Data Scientist Interview Flashcards
What is variance?
Variance measures data spread by averaging squared differences from the mean. Higher variance means more spread.
Variance is a key concept in statistics that helps in understanding the dispersion of data points in a dataset.
Difference between mean and median?
Mean is the average. Median is the middle value. Median is less affected by outliers.
The mean can be skewed by extreme values, while the median provides a better measure of central tendency in such cases.
How do you detect outliers?
Use Z-score (>3), IQR (1.5*IQR rule), or visualize with boxplots and histograms.
Outlier detection is crucial for data cleaning and ensuring the accuracy of statistical analyses.
Explain Bayes’ Theorem
It updates probabilities based on new evidence: P(A|B) = P(B|A) * P(A) / P(B).
Bayes’ Theorem is fundamental in statistics and machine learning for making inferences based on prior knowledge.
When to use T-test vs. Chi-square vs. ANOVA?
T-test: 2 means, Chi-square: categorical independence, ANOVA: 3+ means.
These tests are used to compare means or distributions in various scenarios, depending on the number of groups and data types.
What’s a p-value?
The probability of getting the observed result if the null hypothesis is true. p < 0.05 is significant.
P-values are used in hypothesis testing to determine the strength of the evidence against the null hypothesis.
What is Multicollinearity, and how to detect it?
When features are highly correlated. Detect using VIF (>5) or correlation matrices.
Multicollinearity can affect the stability of regression coefficients and complicate interpretations.
How do you handle imbalanced datasets?
Resampling, class weighting, better metrics like F1-score, and tree-based models.
Addressing imbalance is essential for improving model performance and ensuring fair predictions.
What is a window function?
A function that performs calculations across a specific row window, like RANK or LEAD/LAG.
Difference between RANK, DENSE_RANK, and ROW_NUMBER?
RANK skips ranks on ties, DENSE_RANK does not, ROW_NUMBER gives unique numbers.
What are CTEs and subqueries?
CTEs (Common Table Expression) improve readability and can be recursive. Subqueries are nested queries inside another query.

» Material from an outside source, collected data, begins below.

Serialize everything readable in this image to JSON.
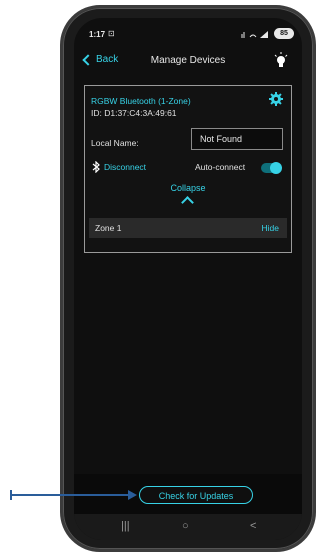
{
  "status_bar": {
    "time": "1:17",
    "camera_glyph": "⊡",
    "battery": "85"
  },
  "nav": {
    "back_label": "Back",
    "title": "Manage Devices"
  },
  "device": {
    "name": "RGBW Bluetooth (1-Zone)",
    "id": "ID: D1:37:C4:3A:49:61",
    "local_name_label": "Local Name:",
    "local_name_value": "Not Found",
    "disconnect_label": "Disconnect",
    "auto_connect_label": "Auto-connect",
    "auto_connect_on": true,
    "collapse_label": "Collapse",
    "zones": [
      {
        "label": "Zone 1",
        "action": "Hide"
      }
    ]
  },
  "footer": {
    "update_button": "Check for Updates"
  },
  "colors": {
    "accent": "#37d2e6",
    "background": "#0f0f0f",
    "callout": "#2a5d9a"
  }
}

Difference between INNER JOIN and LEFT JOIN?
INNER JOIN keeps only matching rows, LEFT JOIN keeps all left table rows.
What is vectorization in Python?
Using NumPy or pandas operations instead of loops for faster execution.

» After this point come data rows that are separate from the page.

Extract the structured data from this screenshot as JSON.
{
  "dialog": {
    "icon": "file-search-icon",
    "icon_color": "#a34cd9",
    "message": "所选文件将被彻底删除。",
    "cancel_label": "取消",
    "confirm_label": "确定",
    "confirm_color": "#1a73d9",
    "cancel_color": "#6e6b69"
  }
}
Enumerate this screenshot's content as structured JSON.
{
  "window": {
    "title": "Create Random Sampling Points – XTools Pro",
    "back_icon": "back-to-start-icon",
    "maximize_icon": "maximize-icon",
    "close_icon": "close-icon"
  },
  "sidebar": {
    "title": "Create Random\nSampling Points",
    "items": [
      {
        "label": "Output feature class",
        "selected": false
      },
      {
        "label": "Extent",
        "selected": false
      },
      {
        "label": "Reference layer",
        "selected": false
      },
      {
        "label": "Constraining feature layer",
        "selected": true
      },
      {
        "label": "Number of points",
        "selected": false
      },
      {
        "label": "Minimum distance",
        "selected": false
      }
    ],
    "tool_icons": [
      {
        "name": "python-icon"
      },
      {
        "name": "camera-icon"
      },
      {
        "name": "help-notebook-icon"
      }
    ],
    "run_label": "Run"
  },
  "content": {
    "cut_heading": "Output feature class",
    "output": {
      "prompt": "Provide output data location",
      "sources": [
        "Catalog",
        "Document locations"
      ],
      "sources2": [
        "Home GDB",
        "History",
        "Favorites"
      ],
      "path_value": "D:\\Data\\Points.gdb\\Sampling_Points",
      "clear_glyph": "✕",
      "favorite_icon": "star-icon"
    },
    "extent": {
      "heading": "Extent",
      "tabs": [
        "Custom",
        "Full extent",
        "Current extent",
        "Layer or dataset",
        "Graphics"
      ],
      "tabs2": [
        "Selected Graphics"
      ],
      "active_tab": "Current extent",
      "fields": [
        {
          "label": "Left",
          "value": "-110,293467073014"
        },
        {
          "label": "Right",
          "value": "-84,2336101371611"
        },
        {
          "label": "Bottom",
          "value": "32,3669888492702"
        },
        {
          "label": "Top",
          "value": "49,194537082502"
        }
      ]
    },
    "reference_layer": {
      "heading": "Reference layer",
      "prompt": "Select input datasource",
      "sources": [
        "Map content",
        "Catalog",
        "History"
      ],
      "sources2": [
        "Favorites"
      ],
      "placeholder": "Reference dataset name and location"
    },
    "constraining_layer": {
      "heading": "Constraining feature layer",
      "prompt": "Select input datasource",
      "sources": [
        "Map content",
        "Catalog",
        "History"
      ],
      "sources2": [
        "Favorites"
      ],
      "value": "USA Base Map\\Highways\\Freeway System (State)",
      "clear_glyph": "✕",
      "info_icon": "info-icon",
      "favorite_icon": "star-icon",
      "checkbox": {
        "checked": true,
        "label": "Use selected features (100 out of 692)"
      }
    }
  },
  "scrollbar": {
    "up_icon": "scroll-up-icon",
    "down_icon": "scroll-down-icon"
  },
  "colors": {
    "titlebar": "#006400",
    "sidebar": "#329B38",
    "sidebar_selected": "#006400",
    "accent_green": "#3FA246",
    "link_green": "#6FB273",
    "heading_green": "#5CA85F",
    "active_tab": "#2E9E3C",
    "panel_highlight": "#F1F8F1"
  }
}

What is the difference between a list and a tuple?
Lists are mutable, tuples are immutable and faster.
What is a hash table?
A data structure that maps keys to values using a hash function for fast lookup.

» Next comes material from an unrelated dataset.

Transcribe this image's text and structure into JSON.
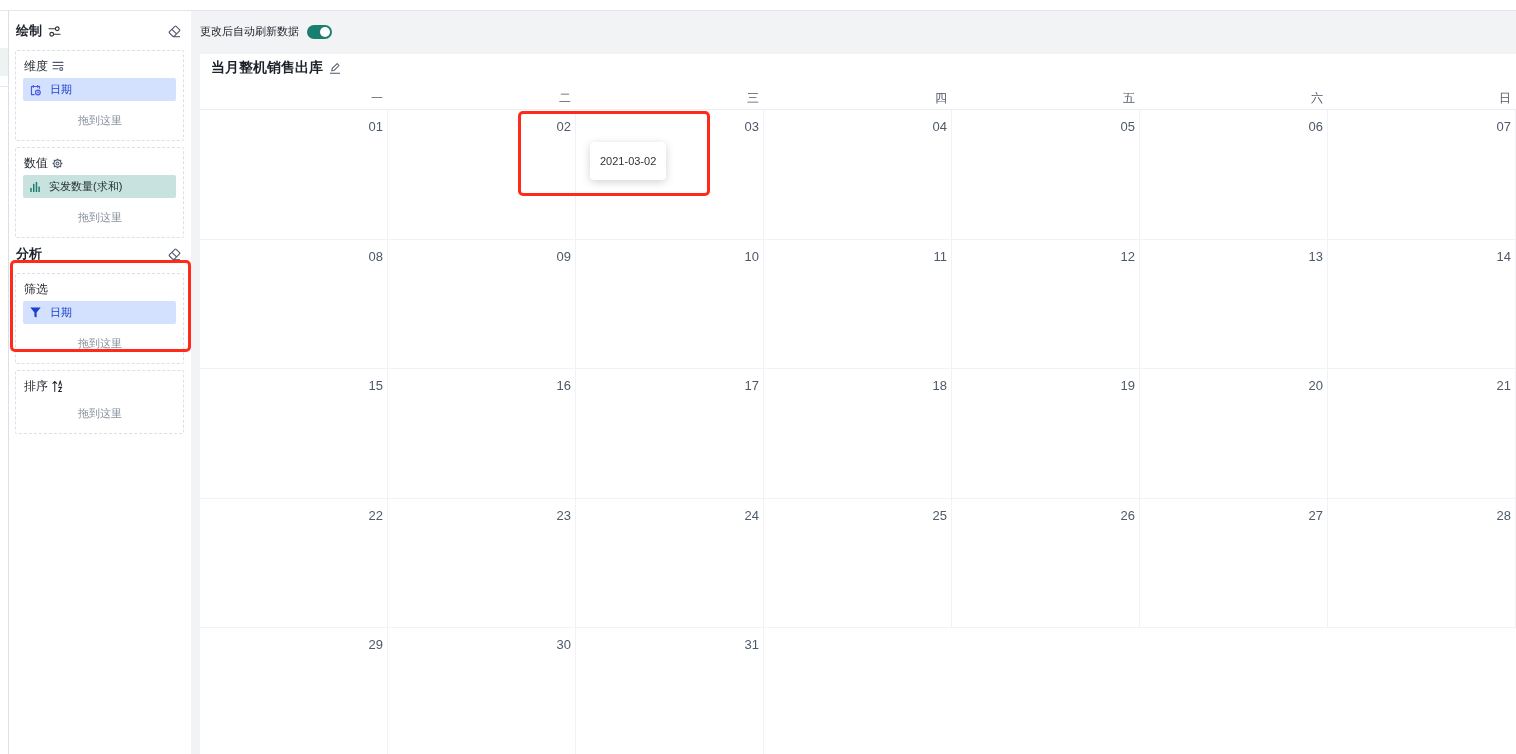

Difference between BFS and DFS?
BFS (Breadth First Search) explores level by level, DFS (Depth First Search) goes deep first.
What is overfitting?
A model that learns noise instead of patterns, performing poorly on new data.
Difference between supervised and unsupervised learning?
Supervised uses labeled data, unsupervised finds patterns in unlabeled data.
What is the difference between bagging and boosting?
Bagging reduces variance (Random Forest), boosting corrects errors (XGBoost).
Difference between logistic regression and SVM?
Logistic regression is simpler, SVM works better for complex decision boundaries.
Why use ReLU in neural networks?
It avoids vanishing gradients and speeds up training.
What is backpropagation?
A method to update weights using gradients of the loss function.
Difference between CNNs and RNNs?
CNNs handle images, RNNs handle sequential data like text or time series.
What is dropout in neural networks?
Randomly deactivates neurons during training to prevent overfitting.